7. Reconciliação Nacional, Justiça e Governança Inclusiva
O futuro estável da Síria exige a
criação de um governo que represente efetivamente o mosaico étnico-religioso do
país, fóruns de reconciliação nacional, mediadores independentes e comissões da
verdade apoiadas pela ONU são ferramentas cruciais para superar feridas
históricas, promover o diálogo e garantir que antigos adversários políticos
encontrem canais institucionais para resolver suas divergências. Mecanismos de
justiça transicional, incluindo julgamentos e reparações, visam romper o ciclo
de impunidade e evitar novos focos de conflito no futuro, além disso, a
reconstrução do tecido social requer investimento em educação e programas
culturais que incentivem a compreensão mútua entre diferentes comunidades,
evitando que antigos preconceitos voltem a se inflamar.
8. Reconstrução Econômica e Humanitária
A reconstrução econômica requer
uma estratégia abrangente, além da restauração de áreas urbanas, o governo
precisa criar empregos, impulsionar a agricultura e a indústria leve, fomentar
o retorno de profissionais da diáspora síria e estabelecer um ambiente
regulatório transparente que atraia investimentos.
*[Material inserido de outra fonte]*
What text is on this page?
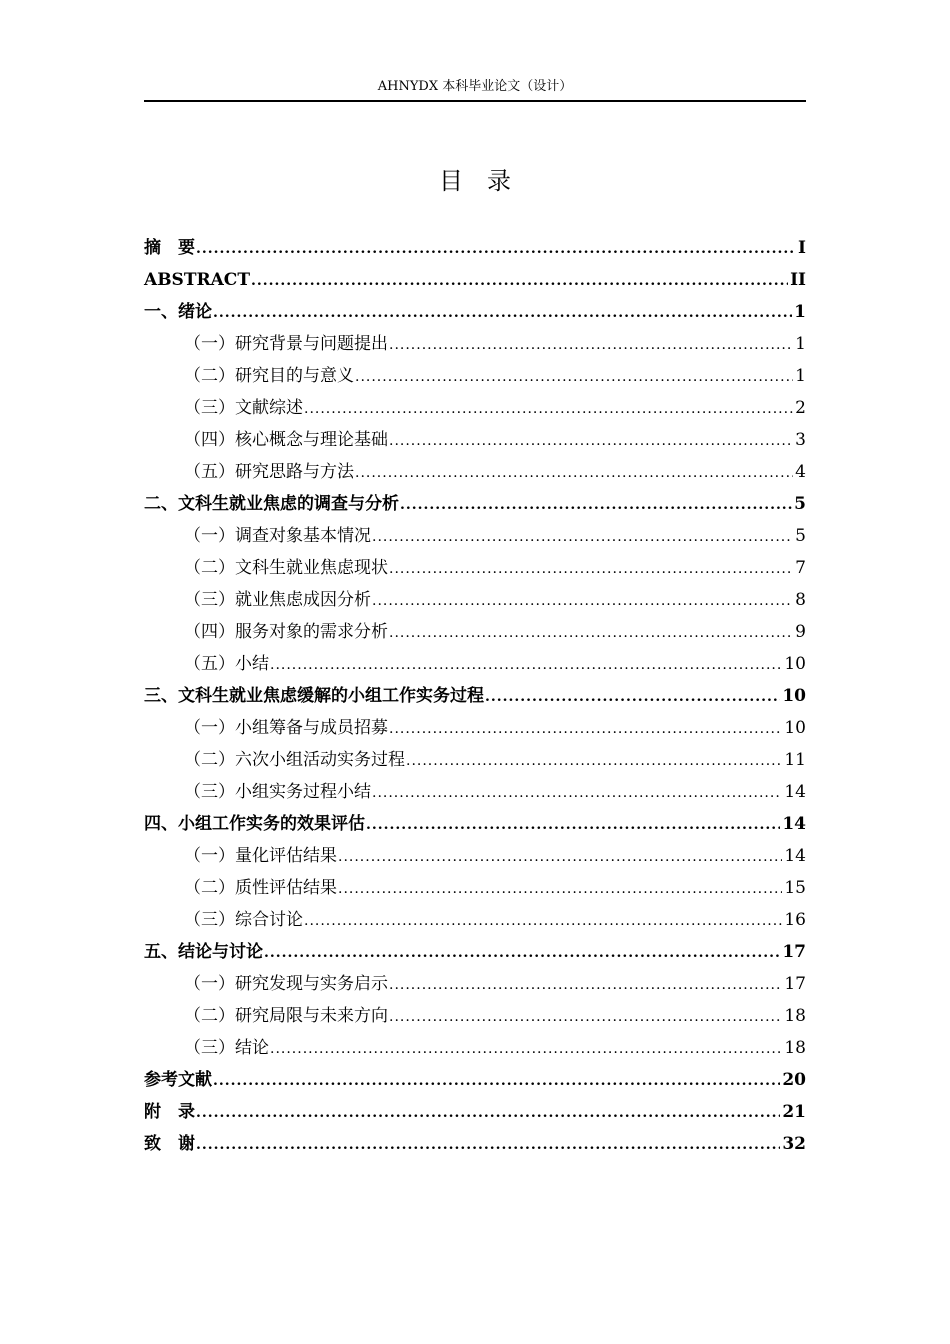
AHNYDX 本科毕业论文（设计）
目　录
摘　要 .....	I
ABSTRACT .....	II
一、绪论 .....	1
（一）研究背景与问题提出 .....	1
（二）研究目的与意义 .....	1
（三）文献综述 .....	2
（四）核心概念与理论基础 .....	3
（五）研究思路与方法 .....	4
二、文科生就业焦虑的调查与分析 .....	5
（一）调查对象基本情况 .....	5
（二）文科生就业焦虑现状 .....	7
（三）就业焦虑成因分析 .....	8
（四）服务对象的需求分析 .....	9
（五）小结 .....	10
三、文科生就业焦虑缓解的小组工作实务过程 .....	10
（一）小组筹备与成员招募 .....	10
（二）六次小组活动实务过程 .....	11
（三）小组实务过程小结 .....	14
四、小组工作实务的效果评估 .....	14
（一）量化评估结果 .....	14
（二）质性评估结果 .....	15
（三）综合讨论 .....	16
五、结论与讨论 .....	17
（一）研究发现与实务启示 .....	17
（二）研究局限与未来方向 .....	18
（三）结论 .....	18
参考文献 .....	20
附　录 .....	21
致　谢 .....	32
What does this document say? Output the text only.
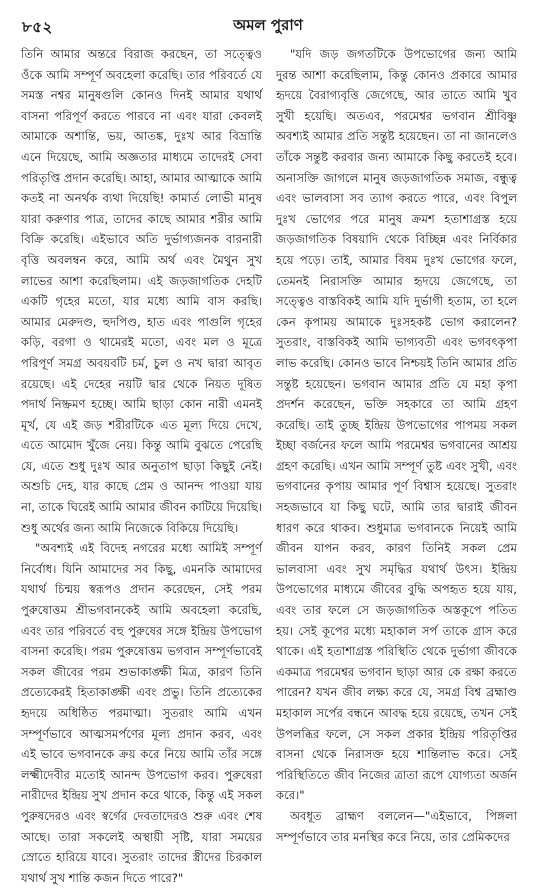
৮৫২	অমল পুরাণ

তিনি আমার অন্তরে বিরাজ করছেন, তা সত্ত্বেও ওঁকে আমি সম্পূর্ণ অবহেলা করেছি। তার পরিবর্তে যে সমস্ত নশ্বর মানুষগুলি কোনও দিনই আমার যথার্থ বাসনা পরিপূর্ণ করতে পারবে না এবং যারা কেবলই আমাকে অশান্তি, ভয়, আতঙ্ক, দুঃখ আর বিভ্রান্তি এনে দিয়েছে, আমি অজ্ঞতার মাধ্যমে তাদেরই সেবা পরিতৃপ্তি প্রদান করেছি। আহা, আমার আত্মাকে আমি কতই না অনর্থক ব্যথা দিয়েছি! কামার্ত লোভী মানুষ যারা করুণার পাত্র, তাদের কাছে আমার শরীর আমি বিক্রি করেছি। এইভাবে অতি দুর্ভাগ্যজনক বারনারী বৃত্তি অবলম্বন করে, আমি অর্থ এবং মৈথুন সুখ লাভের আশা করেছিলাম। এই জড়জাগতিক দেহটি একটি গৃহের মতো, যার মধ্যে আমি বাস করছি। আমার মেরুদণ্ড, হুদপিণ্ড, হাত এবং পাগুলি গৃহের কড়ি, বরগা ও থামেরই মতো, এবং মল ও মূত্রে পরিপূর্ণ সমগ্র অবয়বটি চর্ম, চুল ও নখ দ্বারা আবৃত রয়েছে। এই দেহের নয়টি দ্বার থেকে নিয়ত দূষিত পদার্থ নিষ্ক্রমণ হচ্ছে। আমি ছাড়া কোন নারী এমনই মূর্খ, যে এই জড় শরীরটিকে এত মূল্য দিয়ে দেখে, এতে আমোদ খুঁজে নেয়। কিন্তু আমি বুঝতে পেরেছি যে, এতে শুধু দুঃখ আর অনুতাপ ছাড়া কিছুই নেই। অশুচি দেহ, যার কাছে প্রেম ও আনন্দ পাওয়া যায় না, তাকে ঘিরেই আমি আমার জীবন কাটিয়ে দিয়েছি। শুধু অর্থের জন্য আমি নিজেকে বিকিয়ে দিয়েছি।

"অবশ্যই এই বিদেহ নগরের মধ্যে আমিই সম্পূর্ণ নির্বোধ। যিনি আমাদের সব কিছু, এমনকি আমাদের যথার্থ চিন্ময় স্বরূপও প্রদান করেছেন, সেই পরম পুরুষোত্তম শ্রীভগবানকেই আমি অবহেলা করেছি, এবং তার পরিবর্তে বহু পুরুষের সঙ্গে ইন্দ্রিয় উপভোগ বাসনা করেছি। পরম পুরুষোত্তম ভগবান সম্পূর্ণভাবেই সকল জীবের পরম শুভাকাঙ্ক্ষী মিত্র, কারণ তিনি প্রত্যেকেরই হিতাকাঙ্ক্ষী এবং প্রভু। তিনি প্রত্যেকের হৃদয়ে অধিষ্ঠিত পরমাত্মা। সুতরাং আমি এখন সম্পূর্ণভাবে আত্মসমর্পণের মূল্য প্রদান করব, এবং এই ভাবে ভগবানকে ক্রয় করে নিয়ে আমি তাঁর সঙ্গে লক্ষ্মীদেবীর মতোই আনন্দ উপভোগ করব। পুরুষেরা নারীদের ইন্দ্রিয় সুখ প্রদান করে থাকে, কিন্তু এই সকল পুরুষদেরও এবং স্বর্গের দেবতাদেরও শুরু এবং শেষ আছে। তারা সকলেই অস্থায়ী সৃষ্টি, যারা সময়ের স্রোতে হারিয়ে যাবে। সুতরাং তাদের স্ত্রীদের চিরকাল যথার্থ সুখ শান্তি কজন দিতে পারে?"

"যদি জড় জগতটিকে উপভোগের জন্য আমি দুরন্ত আশা করেছিলাম, কিন্তু কোনও প্রকারে আমার হৃদয়ে বৈরাগ্যবৃত্তি জেগেছে, আর তাতে আমি খুব সুখী হয়েছি। অতএব, পরমেশ্বর ভগবান শ্রীবিষ্ণু অবশ্যই আমার প্রতি সন্তুষ্ট হয়েছেন। তা না জানলেও তাঁকে সন্তুষ্ট করবার জন্য আমাকে কিছু করতেই হবে। অনাসক্তি জাগলে মানুষ জড়জাগতিক সমাজ, বন্ধুত্ব এবং ভালবাসা সব ত্যাগ করতে পারে, এবং বিপুল দুঃখ ভোগের পরে মানুষ ক্রমশ হতাশাগ্রস্ত হয়ে জড়জাগতিক বিষয়াদি থেকে বিচ্ছিন্ন এবং নির্বিকার হয়ে পড়ে। তাই, আমার বিষম দুঃখ ভোগের ফলে, তেমনই নিরাসক্তি আমার হৃদয়ে জেগেছে, তা সত্ত্বেও বাস্তবিকই আমি যদি দুর্ভাগী হতাম, তা হলে কেন কৃপাময় আমাকে দুঃসহকষ্ট ভোগ করালেন? সুতরাং, বাস্তবিকই আমি ভাগ্যবতী এবং ভগবৎকৃপা লাভ করেছি। কোনও ভাবে নিশ্চয়ই তিনি আমার প্রতি সন্তুষ্ট হয়েছেন। ভগবান আমার প্রতি যে মহা কৃপা প্রদর্শন করেছেন, ভক্তি সহকারে তা আমি গ্রহণ করেছি। তাই তুচ্ছ ইন্দ্রিয় উপভোগের পাপময় সকল ইচ্ছা বর্জনের ফলে আমি পরমেশ্বর ভগবানের আশ্রয় গ্রহণ করেছি। এখন আমি সম্পূর্ণ তুষ্ট এবং সুখী, এবং ভগবানের কৃপায় আমার পূর্ণ বিশ্বাস হয়েছে। সুতরাং সহজভাবে যা কিছু ঘটে, আমি তার দ্বারাই জীবন ধারণ করে থাকব। শুধুমাত্র ভগবানকে নিয়েই আমি জীবন যাপন করব, কারণ তিনিই সকল প্রেম ভালবাসা এবং সুখ সমৃদ্ধির যথার্থ উৎস। ইন্দ্রিয় উপভোগের মাধ্যমে জীবের বুদ্ধি অপহৃত হয়ে যায়, এবং তার ফলে সে জড়জাগতিক অস্তকূপে পতিত হয়। সেই কূপের মধ্যে মহাকাল সর্প তাকে গ্রাস করে থাকে। এই হতাশাগ্রস্ত পরিস্থিতি থেকে দুর্ভাগা জীবকে একমাত্র পরমেশ্বর ভগবান ছাড়া আর কে রক্ষা করতে পারেন? যখন জীব লক্ষ্য করে যে, সমগ্র বিশ্ব ব্রহ্মাণ্ড মহাকাল সর্পের বন্ধনে আবদ্ধ হয়ে রয়েছে, তখন সেই উপলব্ধির ফলে, সে সকল প্রকার ইন্দ্রিয় পরিতৃপ্তির বাসনা থেকে নিরাসক্ত হয়ে শান্তিলাভ করে। সেই পরিস্থিতিতে জীব নিজের ত্রাতা রূপে যোগ্যতা অর্জন করে।"

অবধূত ব্রাহ্মণ বললেন—"এইভাবে, পিঙ্গলা সম্পূর্ণভাবে তার মনস্থির করে নিয়ে, তার প্রেমিকদের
A coordenação com doadores
internacionais, a concessão de microcréditos para pequenos empreendedores e
incentivos fiscais para setores-chave podem acelerar o processo de crescimento.
Ao mesmo tempo, a ajuda
humanitária imediata, apoiada por organizações como o Programa Mundial de
Alimentos (PMA) e o Comitê Internacional da Cruz Vermelha (CICV), por seu braço
islâmico, a Crescente Vermelha, é essencial para atender às necessidades
básicas da população, construindo um alicerce para o futuro. A priorização de
iniciativas que combinem a assistência emergencial com programas de
desenvolvimento pode prevenir a dependência contínua de ajuda e facilitar a
autonomia progressiva das comunidades mais vulneráveis.
9. Integração Regional e Cooperação Econômica
Uma Síria estável pode abrir
caminho para maior integração econômica no Oriente Médio, a reabertura de rotas
comerciais históricas, a cooperação na gestão sustentável de recursos hídricos
e a formação de alianças energéticas podem impulsionar o desenvolvimento e
fortalecer laços antigos com os países da região.
Iniciativas de cooperação
regional, como o Conselho de Cooperação do Golfo e acordos bilaterais com
Jordânia, Líbano e Turquia, podem criar sinergias econômicas que facilitem a
recuperação da Síria e do entorno regional. Ademais, a busca por parcerias em
projetos de infraestrutura, como ferrovias e corredores comerciais, poderia
integrar a Síria a novas cadeias globais de valor, garantindo benefícios recíprocos
e consolidando a paz pelo viés econômico.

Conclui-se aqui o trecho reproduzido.